Circuit substrates have an electric circuit as a constituent element, and circuit substrates containing an element such as a thin film transistor (TFT), for example, are widely utilized as components of electronic devices such as liquid crystal display devices, electroluminescent display devices, and display devices using electrophoresis.
A circuit configuration of a TFT array substrate forming a portion of a TFT driven liquid crystal display panel is described below as an example. Normally, a TFT array substrate has a pixel circuit containing a structure in which the intersections of wires in an m×n matrix composed of scan lines being m rows and signal lines being n columns are provided with TFTs as switching elements. Note that drain electrode of a TFT is electrically connected to a pixel electrode.
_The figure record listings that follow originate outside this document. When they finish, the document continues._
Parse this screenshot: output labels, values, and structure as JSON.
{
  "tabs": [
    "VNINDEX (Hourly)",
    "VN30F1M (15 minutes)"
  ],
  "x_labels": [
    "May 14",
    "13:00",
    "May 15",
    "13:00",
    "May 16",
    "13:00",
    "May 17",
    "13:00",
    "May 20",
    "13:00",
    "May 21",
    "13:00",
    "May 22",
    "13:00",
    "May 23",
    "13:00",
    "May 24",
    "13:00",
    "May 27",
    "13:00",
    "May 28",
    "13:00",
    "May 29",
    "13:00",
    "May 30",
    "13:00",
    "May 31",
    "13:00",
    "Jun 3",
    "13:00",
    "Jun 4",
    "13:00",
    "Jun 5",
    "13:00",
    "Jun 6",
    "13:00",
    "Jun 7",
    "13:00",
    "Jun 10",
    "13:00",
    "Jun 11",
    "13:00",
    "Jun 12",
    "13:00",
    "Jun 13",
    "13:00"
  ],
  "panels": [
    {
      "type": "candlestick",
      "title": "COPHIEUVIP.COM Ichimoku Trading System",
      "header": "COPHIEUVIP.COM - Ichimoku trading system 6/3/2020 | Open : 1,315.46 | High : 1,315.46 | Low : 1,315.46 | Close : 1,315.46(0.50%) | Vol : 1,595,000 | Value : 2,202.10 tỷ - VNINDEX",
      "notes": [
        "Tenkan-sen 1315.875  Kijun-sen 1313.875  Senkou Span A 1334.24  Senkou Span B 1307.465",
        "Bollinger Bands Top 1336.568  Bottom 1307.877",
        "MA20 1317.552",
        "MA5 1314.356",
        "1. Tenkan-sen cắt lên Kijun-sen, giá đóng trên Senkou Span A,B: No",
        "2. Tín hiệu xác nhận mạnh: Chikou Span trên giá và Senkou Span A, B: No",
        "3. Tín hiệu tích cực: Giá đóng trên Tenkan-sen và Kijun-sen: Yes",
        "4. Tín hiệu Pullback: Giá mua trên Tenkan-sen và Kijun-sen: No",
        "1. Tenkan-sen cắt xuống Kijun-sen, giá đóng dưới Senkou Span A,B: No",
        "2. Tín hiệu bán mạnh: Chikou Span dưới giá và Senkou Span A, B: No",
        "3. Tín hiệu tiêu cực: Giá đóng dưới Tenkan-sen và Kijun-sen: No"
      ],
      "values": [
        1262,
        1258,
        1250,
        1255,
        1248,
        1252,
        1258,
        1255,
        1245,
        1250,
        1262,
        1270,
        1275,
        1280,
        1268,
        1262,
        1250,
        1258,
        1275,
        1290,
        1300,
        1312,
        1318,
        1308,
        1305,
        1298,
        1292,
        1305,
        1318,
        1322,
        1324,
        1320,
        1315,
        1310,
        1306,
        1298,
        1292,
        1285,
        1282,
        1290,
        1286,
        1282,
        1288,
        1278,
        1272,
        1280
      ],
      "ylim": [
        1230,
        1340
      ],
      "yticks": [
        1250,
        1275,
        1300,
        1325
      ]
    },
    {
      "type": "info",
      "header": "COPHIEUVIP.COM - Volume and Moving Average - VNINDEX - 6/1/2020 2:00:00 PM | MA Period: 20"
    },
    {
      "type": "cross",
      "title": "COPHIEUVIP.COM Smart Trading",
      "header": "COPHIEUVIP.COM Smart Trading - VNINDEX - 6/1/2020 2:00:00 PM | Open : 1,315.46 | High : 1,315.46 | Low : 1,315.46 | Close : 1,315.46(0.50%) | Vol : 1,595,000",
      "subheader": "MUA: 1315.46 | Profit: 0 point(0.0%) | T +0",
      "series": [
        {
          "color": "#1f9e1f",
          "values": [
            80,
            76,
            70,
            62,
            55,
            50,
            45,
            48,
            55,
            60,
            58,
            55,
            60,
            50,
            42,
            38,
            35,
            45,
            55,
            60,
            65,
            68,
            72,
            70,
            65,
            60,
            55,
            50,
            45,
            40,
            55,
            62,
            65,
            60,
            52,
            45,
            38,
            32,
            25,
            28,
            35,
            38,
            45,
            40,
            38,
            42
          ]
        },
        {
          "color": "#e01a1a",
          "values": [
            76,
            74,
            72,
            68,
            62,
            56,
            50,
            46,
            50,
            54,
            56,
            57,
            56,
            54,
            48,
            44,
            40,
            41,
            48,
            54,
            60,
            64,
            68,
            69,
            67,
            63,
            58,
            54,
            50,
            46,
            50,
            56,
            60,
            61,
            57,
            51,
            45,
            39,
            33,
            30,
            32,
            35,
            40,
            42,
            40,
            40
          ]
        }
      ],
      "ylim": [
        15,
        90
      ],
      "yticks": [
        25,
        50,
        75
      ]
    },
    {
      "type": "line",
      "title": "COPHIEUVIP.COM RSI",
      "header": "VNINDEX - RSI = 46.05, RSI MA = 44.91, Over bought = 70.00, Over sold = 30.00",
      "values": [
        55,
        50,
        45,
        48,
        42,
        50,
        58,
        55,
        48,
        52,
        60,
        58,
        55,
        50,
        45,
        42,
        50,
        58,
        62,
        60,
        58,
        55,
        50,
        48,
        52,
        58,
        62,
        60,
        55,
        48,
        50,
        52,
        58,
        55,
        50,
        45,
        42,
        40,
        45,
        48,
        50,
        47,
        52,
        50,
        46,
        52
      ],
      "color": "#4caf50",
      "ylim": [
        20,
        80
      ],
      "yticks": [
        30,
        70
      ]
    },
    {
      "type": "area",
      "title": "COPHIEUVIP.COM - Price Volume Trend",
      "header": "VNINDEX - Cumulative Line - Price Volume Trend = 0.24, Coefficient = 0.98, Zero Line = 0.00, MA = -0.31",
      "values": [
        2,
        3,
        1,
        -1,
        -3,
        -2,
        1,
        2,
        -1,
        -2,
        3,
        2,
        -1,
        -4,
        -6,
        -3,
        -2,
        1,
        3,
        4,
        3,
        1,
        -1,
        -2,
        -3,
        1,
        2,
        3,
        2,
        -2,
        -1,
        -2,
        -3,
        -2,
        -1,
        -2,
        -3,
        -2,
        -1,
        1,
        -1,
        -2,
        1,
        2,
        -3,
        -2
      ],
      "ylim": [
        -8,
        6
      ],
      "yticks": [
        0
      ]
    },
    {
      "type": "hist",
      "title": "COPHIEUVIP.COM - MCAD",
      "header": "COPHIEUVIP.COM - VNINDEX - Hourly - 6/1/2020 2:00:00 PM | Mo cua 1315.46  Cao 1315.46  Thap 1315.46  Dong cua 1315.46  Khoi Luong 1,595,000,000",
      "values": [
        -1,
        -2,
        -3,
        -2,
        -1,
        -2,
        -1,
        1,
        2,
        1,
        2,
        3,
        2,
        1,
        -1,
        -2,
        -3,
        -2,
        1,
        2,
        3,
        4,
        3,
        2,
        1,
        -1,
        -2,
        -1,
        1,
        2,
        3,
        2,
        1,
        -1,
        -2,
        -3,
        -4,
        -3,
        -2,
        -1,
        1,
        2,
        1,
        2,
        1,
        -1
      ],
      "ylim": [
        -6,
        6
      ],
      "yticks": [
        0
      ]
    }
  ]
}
Also, peripheral circuits such as scan driver ICs (integrated circuits) and data driver ICs are electrically connected to gate wiring and source wiring extending from each TFT.
The circuits are affected by the performance of TFTs created on the TFT substrate. That is, circuits created on a TFT substrate are affected by whether the circuit is operable, whether the circuit will scale, whether the yield will increase, and the like due to the TFTs created on the circuit substrate, because the performance of the TFTs created on the TFT substrate differ depending on the material quality thereof. In conventional circuit substrates, a-Si (amorphous silicon) is largely employed due to being able to cheaply and easily form TFTs.
Meanwhile, there is disclosed below a method of manufacturing a semiconductor device in which an oxide semiconductor layer is formed instead of an amorphous silicon semiconductor layer (see Patent Document 1, for example).